A general second-order perturbative approach based on resonance- and threshold-free computations of vibrational properties is introduced and validated. It starts from the evaluation of accurate anharmonic zero-point vibrational energies for semirigid molecular systems, in a way that avoids any singularity. Next, the degeneracy corrected second-order perturbation theory (DCPT2) is extended to a hybrid version (HDCPT2), allowing for reliable computations even in cases where the original formulation faces against severe problems, including also an automatic treatment of internal rotations through the hindered-rotor model. These approaches, in conjunction with the so-called simple perturbation theory (SPT) reformulated to treat consistently both energy minima and transition states, allow one to evaluate degeneracy-corrected partition functions further used to obtain vibrational contributions to properties like enthalpy, entropy, or specific heat.

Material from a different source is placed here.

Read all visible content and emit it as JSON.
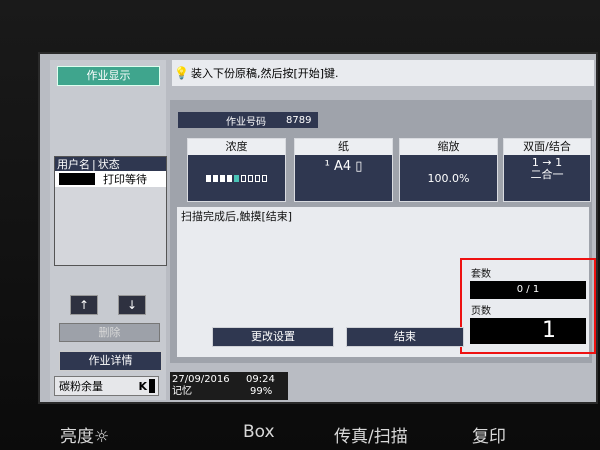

The spectroscopic accuracy of the HDCPT2 model has been also validated by computing anharmonic vibrational frequencies for a number of small-to-medium size, closed- and open-shell, molecular systems, within an accuracy close to that of well established but threshold-dependent perturbative-variational models. The reliability of the B3LYP/aug-N07D model for anharmonic computations is also highlighted, with possible improvements provided by the B2PLYP/aug-cc-pVTZ models or by hybrid schemes. On a general grounds, the overall approach proposed in the present work is able to provide the proper accuracy to support experimental investigations even for large molecular systems of biotechnological interest in a fully automated manner, without any ad hoc scaling procedure. This means a fully ab initio evaluation of thermodynamic and spectroscopic properties with an overall accuracy of about, or better than, 1 kJ mol(-1), 1 J mol(-1) K(-1) and 10 cm(-1) for enthalpies, entropies, and vibrational frequencies, respectively.